Start your day where it all began: In the early 1950s, a shy, teenaged truck driver named Elvis Presley sauntered into Sam Phillips's tiny recording studio, asked to cut a birthday song for his mama, and ultimately launched the birth of rock 'n' roll.

2. Soulsville USA: The Stax Museum of American Soul Music

Albert King; Al Green; Earth, Wind & Fire; Isaac Hayes; and the Staples Singers are just a handful of the musical greats whose inspiring stories unfold in this rousing, interactive museum. The funky music reverberating throughout will make you want to sing, dance, stomp, and shout.

3. Take a Break -- Four Way Restaurant

After getting funkdafied by the vibes at Stax, head down the block and hang with the locals at this family-oriented soul food restaurant. Crispy, piping-hot fried chicken, turnip greens, and candied yams with cornbread and butter are the perfect preludes to silky lemon meringue pie. But there's a lot of other comfort food, too. 998 Mississippi Blvd. tel. 901/507-1519.

4. National Civil Rights Museum

After spending the morning rocking to the sounds of Memphis music, put some social and political context behind what you've seen and heard. The National Civil Rights Museum is an absorbing and deeply moving experience, as it traces the cruel history of oppression and discrimination in the American South.

5. South Main Street Arts District

Walk north back toward Beale Street, window shopping at boutiques and stepping inside cozy art galleries that are beginning to emerge in this revitalized historic district.

6. Beale Street

This legendary strip, revered the world over as the birthplace of the blues, can be a rowdy, neon boozefest after dark. But during the day, it's a sea of curious tourists taking pictures, listening to live music at the outdoor W. C. Handy Park, and shopping for souvenirs. Join them. A. Schwab's, a 130-year-old dry-goods store, has the best bargains around.

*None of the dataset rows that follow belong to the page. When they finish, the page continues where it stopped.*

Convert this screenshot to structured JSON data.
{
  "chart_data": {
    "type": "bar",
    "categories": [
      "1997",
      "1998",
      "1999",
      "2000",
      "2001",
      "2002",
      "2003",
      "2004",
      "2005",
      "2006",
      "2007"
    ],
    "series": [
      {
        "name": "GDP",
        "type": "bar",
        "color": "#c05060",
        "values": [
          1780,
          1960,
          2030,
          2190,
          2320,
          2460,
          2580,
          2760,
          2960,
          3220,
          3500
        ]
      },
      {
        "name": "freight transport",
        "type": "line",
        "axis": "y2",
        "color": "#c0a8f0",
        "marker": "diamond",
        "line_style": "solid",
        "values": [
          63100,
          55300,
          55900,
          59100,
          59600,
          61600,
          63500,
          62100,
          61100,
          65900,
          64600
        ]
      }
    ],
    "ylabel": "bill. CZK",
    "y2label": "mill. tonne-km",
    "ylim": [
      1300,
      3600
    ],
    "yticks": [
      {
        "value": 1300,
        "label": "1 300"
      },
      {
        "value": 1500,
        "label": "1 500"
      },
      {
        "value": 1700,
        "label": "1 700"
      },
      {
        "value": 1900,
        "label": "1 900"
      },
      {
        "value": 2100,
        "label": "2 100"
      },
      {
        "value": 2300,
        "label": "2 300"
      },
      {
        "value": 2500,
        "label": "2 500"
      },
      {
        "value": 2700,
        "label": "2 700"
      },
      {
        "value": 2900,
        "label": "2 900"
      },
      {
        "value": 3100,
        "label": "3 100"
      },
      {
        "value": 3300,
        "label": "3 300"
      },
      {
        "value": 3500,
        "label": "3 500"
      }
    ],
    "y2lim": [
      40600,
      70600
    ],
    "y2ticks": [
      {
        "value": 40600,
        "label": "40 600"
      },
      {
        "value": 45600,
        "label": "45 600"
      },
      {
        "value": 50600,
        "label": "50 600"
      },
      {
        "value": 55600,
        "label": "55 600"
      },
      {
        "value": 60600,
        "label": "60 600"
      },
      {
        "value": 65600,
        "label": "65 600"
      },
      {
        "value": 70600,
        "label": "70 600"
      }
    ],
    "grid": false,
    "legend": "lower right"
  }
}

7. Take a Break -- Blues City Café

Grab a bite at this juke joint and diner, which is my pick as the best of the Beale Street eats. Spicy tamales, lip-smackin' slabs of pork barbecue ribs, as well as cold beer, burgers, and rich gumbo are on the menu. With its weather-beaten booths and rural-Mississippi shack-inspired decor, the mojo here is laid-back. 138 Beale St. tel. 901/526-3637.

8. Main Street Trolley

Take a ride on one of Memphis's antique restored trolley cars. They're old, they're creaky, their hard wooden seats are uncomfortable, and they're slow. But for a dollar or two you can sit back, relax, and ride the clanging, cumbersome streetcars from one end of downtown to the other, getting glimpses of the Pyramid, the Mississippi River, and other local landmarks.

9. Center for Southern Folklore

Step inside the one-of-a-kind Center for Southern Folklore. Part coffeehouse, part outsider and folk-art gallery, and part intimate performance space, the center is a beloved, locally owned nonprofit that celebrates the region's rich diversity.

Note: This information was accurate when it was published, but can change without notice. Please be sure to confirm all rates and details directly with the companies in question before planning your trip.